Closed ckaldemeyer closed 8 years ago
@uvchik @simonhilpert : Add your ideas if you want
I have added some notes..
@uvchik: Just as an information. I have just used the class to analze results for renpassgis. For one year, the dataframe holds more than 11 million entries and it takes 20-30 minutes to generate it. But this is for all busses.
But I'll have a look if we can tweak something..
@ckaldemeyer wrote:
1) It should be possible to pass a result-object directly.
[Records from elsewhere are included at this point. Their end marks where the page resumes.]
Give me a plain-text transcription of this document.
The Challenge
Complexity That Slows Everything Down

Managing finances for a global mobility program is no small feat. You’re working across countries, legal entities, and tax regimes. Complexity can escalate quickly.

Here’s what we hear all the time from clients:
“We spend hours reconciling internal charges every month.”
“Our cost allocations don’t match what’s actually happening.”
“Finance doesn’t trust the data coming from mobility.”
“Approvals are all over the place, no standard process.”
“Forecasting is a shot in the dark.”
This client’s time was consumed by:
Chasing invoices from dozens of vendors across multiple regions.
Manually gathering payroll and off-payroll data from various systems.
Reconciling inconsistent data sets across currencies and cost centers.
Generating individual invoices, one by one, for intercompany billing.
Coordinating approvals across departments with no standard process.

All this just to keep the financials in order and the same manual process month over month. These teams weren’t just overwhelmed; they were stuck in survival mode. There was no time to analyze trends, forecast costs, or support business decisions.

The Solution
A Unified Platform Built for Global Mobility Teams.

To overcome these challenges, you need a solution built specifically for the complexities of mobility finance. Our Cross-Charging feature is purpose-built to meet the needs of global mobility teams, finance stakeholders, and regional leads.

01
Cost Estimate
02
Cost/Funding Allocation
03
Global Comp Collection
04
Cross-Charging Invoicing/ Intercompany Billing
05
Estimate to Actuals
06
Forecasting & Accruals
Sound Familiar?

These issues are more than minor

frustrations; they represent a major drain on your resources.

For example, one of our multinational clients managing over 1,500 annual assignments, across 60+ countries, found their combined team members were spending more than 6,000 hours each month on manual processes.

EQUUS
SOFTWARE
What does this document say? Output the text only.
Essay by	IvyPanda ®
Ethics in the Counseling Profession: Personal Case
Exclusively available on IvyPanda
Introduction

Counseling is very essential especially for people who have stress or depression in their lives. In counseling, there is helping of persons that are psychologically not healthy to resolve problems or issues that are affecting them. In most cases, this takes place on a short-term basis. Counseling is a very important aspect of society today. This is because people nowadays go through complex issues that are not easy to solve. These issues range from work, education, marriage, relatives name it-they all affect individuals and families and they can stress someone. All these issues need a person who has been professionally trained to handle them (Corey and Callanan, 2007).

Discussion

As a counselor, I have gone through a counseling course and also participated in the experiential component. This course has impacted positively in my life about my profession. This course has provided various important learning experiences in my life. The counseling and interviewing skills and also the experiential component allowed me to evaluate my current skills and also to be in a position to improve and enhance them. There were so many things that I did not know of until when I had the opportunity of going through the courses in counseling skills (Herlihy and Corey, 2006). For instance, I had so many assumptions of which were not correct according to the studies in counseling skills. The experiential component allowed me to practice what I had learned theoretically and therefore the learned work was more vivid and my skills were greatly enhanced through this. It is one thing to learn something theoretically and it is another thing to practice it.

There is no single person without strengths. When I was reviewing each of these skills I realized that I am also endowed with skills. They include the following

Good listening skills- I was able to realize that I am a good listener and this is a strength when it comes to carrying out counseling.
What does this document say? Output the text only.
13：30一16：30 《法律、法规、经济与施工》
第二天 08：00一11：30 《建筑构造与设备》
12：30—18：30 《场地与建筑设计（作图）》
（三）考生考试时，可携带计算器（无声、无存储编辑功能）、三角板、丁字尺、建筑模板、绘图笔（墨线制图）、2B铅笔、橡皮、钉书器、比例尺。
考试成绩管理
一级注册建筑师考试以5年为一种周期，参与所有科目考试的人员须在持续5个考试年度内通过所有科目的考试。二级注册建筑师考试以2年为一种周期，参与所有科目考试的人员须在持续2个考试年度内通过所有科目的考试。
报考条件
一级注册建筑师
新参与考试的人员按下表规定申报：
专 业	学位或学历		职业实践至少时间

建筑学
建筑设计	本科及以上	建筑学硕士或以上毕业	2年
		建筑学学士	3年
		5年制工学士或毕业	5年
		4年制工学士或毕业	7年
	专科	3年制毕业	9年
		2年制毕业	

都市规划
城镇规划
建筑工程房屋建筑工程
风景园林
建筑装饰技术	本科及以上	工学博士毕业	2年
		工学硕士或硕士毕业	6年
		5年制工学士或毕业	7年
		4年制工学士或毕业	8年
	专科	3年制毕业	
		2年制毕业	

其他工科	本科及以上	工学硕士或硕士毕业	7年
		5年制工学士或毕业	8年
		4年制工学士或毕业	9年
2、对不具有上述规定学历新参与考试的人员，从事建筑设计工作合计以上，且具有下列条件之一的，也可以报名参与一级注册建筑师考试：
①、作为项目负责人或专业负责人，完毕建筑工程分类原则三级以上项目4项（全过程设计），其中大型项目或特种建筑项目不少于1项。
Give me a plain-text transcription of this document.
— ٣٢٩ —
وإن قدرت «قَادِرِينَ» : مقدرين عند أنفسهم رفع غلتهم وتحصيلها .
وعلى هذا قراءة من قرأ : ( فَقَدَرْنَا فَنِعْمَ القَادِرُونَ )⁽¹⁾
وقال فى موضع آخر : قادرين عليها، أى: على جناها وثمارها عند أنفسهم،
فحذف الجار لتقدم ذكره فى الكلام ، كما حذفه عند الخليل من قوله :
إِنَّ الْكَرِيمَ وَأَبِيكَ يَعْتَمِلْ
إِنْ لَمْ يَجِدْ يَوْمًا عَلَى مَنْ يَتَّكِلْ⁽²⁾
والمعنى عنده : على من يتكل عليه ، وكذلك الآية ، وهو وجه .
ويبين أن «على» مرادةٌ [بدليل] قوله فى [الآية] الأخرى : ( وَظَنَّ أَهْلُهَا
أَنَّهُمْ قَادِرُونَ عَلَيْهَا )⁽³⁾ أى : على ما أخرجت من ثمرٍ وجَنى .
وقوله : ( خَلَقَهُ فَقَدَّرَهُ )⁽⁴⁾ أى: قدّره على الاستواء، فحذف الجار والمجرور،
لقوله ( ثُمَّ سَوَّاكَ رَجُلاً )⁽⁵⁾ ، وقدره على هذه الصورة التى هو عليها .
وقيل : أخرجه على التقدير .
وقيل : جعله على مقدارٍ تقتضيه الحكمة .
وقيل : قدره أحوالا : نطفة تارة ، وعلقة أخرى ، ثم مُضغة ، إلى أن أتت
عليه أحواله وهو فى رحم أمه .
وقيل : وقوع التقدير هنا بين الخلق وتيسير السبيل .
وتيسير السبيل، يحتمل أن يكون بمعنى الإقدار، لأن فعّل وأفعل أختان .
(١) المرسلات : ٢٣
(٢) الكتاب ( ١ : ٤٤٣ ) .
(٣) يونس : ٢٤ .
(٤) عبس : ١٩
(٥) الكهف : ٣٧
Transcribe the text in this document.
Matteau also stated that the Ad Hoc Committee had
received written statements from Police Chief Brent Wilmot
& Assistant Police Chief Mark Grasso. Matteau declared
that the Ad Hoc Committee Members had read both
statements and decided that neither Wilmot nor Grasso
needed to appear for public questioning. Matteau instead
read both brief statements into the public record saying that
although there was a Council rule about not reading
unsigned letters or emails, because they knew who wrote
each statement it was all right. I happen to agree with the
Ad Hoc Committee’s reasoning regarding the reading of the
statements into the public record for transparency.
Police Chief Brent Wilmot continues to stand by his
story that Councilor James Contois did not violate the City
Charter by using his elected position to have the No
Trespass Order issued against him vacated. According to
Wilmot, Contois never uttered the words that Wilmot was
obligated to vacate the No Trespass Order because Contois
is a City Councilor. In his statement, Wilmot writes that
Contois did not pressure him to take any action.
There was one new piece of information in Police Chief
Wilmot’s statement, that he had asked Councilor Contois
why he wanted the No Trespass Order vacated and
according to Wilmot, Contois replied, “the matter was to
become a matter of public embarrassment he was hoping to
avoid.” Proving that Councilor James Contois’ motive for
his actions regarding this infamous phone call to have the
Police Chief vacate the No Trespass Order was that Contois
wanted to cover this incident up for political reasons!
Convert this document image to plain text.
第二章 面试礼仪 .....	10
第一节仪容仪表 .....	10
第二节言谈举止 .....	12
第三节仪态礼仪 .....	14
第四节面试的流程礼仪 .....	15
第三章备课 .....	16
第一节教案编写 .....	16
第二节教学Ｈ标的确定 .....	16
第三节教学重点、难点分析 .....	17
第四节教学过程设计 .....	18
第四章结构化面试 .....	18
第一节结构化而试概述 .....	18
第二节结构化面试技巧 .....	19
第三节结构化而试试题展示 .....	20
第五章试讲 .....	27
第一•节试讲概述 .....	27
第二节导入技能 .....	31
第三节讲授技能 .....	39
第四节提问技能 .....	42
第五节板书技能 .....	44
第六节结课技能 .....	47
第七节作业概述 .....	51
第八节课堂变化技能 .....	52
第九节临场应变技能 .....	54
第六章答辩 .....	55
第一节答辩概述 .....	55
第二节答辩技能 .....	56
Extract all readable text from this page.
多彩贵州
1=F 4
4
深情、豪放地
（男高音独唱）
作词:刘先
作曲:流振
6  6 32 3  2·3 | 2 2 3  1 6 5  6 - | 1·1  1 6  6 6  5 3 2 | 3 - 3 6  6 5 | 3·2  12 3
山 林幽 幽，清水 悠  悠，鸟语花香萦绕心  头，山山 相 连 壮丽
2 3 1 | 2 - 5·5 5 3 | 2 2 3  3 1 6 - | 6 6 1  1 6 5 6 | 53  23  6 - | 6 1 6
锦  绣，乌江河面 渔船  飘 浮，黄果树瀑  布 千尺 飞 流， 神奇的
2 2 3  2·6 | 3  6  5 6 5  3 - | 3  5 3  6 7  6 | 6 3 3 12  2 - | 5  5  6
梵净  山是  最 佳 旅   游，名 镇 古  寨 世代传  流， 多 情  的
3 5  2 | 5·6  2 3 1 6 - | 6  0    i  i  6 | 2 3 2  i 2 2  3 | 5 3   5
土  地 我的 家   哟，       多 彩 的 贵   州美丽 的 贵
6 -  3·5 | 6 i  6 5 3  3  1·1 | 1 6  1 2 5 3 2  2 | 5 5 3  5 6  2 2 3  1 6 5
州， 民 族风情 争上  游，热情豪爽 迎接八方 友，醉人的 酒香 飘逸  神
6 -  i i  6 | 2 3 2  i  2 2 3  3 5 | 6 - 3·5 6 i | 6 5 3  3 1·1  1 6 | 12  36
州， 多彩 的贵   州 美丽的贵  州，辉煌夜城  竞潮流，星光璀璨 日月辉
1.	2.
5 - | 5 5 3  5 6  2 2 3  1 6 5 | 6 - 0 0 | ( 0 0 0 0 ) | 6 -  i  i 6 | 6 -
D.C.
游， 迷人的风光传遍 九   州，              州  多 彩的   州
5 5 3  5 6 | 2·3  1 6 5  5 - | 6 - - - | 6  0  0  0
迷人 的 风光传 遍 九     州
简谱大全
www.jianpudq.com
For this, we need a way to deal with the datetime-index which normally comes from the energy system
The more options we have the more cases we have to check every time we change anything. You have to pass both informations anyway, so what is the problem to create a simple EnergySystem just as a container.
my_es = EnergySystem(results=my_result_dict, time_idx=my_time_index)
my_df = EnergySystemDataFrame(energy_system=my_es)
2) Add a flag like "return_df". If set to True, the dataframe-object will be returned directly
This works already for me. The init-method cannot return anything.
my_df = tpd.EnergySystemDataFrame(energy_system=my_es)
print(es_df.data_frame)
3) Add possibility to exclude components in _plotbus() method
+1
4) Add a plot method that gives a good overview about the bus balance. My idea would be a stacked area or a normal stacked stackplot. All inputs are positive and all outputs negative. Additionally, the residual load will be plotted as a line and should be zero.
Or a table that shows the balance of the year and a function that returns the dates and time where the balance is not valid.
5) Add methods to store/restore the dataframe using pickle or something equivalent
+1 (e.g. hdf5, csv, postgres...)
6) Realize dataframe creation and plotting in different classes (separate data and visualisation)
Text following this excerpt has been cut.